Ehl-i Kitapta olduğu gibi bizde de çok tahribat olmuştur. Tefsir, fıkıh, kelâm, tasavvuf ve ahlak kitaplarına, akıllı kimselerin karıştırdığı uydurma hadisler, bağlantılarından koparılmış âyetlerle yapılan yanlış yorumlar ve bunlarla oluşturulan inanç ve uygulamalar vardır.
Kendileri yanlışlar içinde yüzerken diğerlerini kâfirlikle suçlayan çok sayıda mezhep oluşmuştur. Kur’ân’a yönelmeden bu tahribatı gidermemiz imkânsızdır. Mezhepleri birbirine yaklaştırma yerine kendimizi Kur’ân’a yaklaştırmalıyız. Şu ayet, ehl-i kitap gibi bizi de ilgilendirmektedir.
"De ki: Ey ehl-i kitap, Tevrat’ı, İncil’i ve Rabbinizden size indirilmiş olanı tam yerine getirmedikçe bir temeliniz olamaz. Rabbinden Sana indirilen (Kur’an) onlardan çoğunun taşkınlığını ve küfrünü arttıracaktır. Artık o kâfirlere üzülme." (Mâide 5/68)
Kur’ân’a tam uymadıkça ehl-i kitabın da bizim de bir temelimiz olamaz. Sünnet Kur’ân’a tabidir; ondan bağımsız bir kaynak değildir. Allah Teâlâ Elçisi’ne şöyle buyurur:
“De ki: Ben sadece bana vahyolunana uyarım.
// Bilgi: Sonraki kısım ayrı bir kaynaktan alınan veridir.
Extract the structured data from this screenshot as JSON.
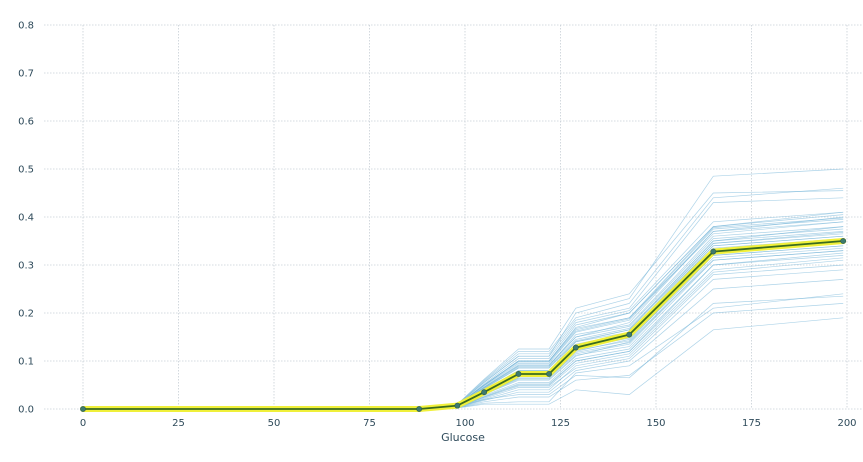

Ben Rabbime karşı gelirsem, büyük günün azabından korkarım.” (Yunus 10/15)
Peygamberimiz de sadece Kur’ân’a tabi olduğundan Kur’ân’a dayanmalıyız. Peygamberimizi örnek almalı; her konuyu, Kur’ân ve Sünnet bütünlüğü içinde incelemeliyiz. Allah Teâlâ şöyle buyurur:
“Sizin için; Allah'a ve Ahiret gününe umut bağlayan ve Allah'ı çok anan herkes için Allah’ın Elçisi’nde güzel örnek vardır.” (Ahzab 33/21)
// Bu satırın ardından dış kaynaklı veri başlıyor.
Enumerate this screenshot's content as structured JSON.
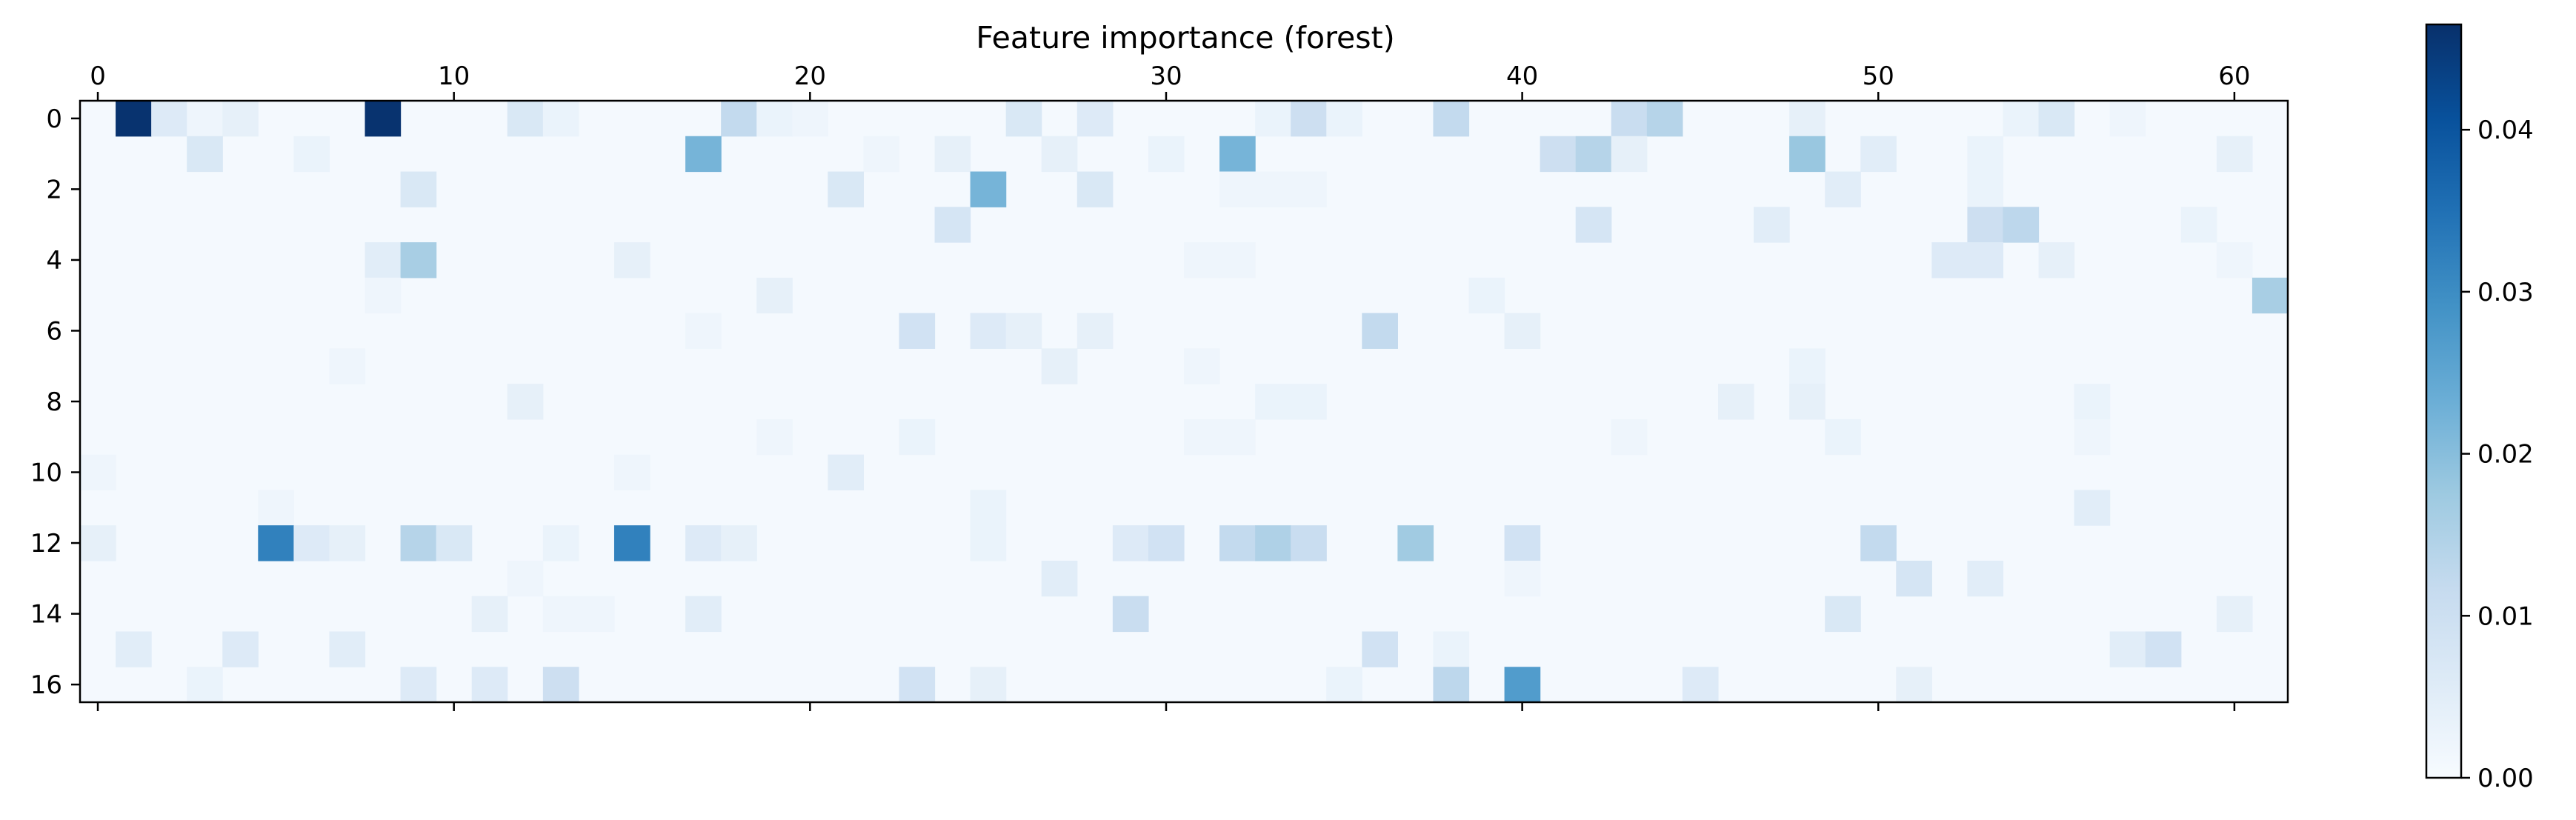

Toplantının konusu olan takrib-i mezahib ismi ayrılığın ilanı gibidir. Takrib-i mezahibe değil, tevhide; Kur’ân etrafından bütünleşmeye ihtiyacımız vardır. Geçmişin hesabını Allah’a bırakmalıyız. Ne dersek diyelim, Allah onlarla ilgili kararını değiştirmeyecektir. Biz Kur’ân’a sarılmalı ve ileriye bakmalıyız. Yoksa şu ayetlerin hükmü altına girmekten kurtulamayız:
“Dinlerini bölük bölük ayırıp her biri ayrı bir cemaat olanlar var ya, sen hiçbir konuda onlardan değilsin. Onların işi Allah’a kalmıştır. Sonra onların yaptıkları kendilerine bildirilecektir.” (En’am 6/159)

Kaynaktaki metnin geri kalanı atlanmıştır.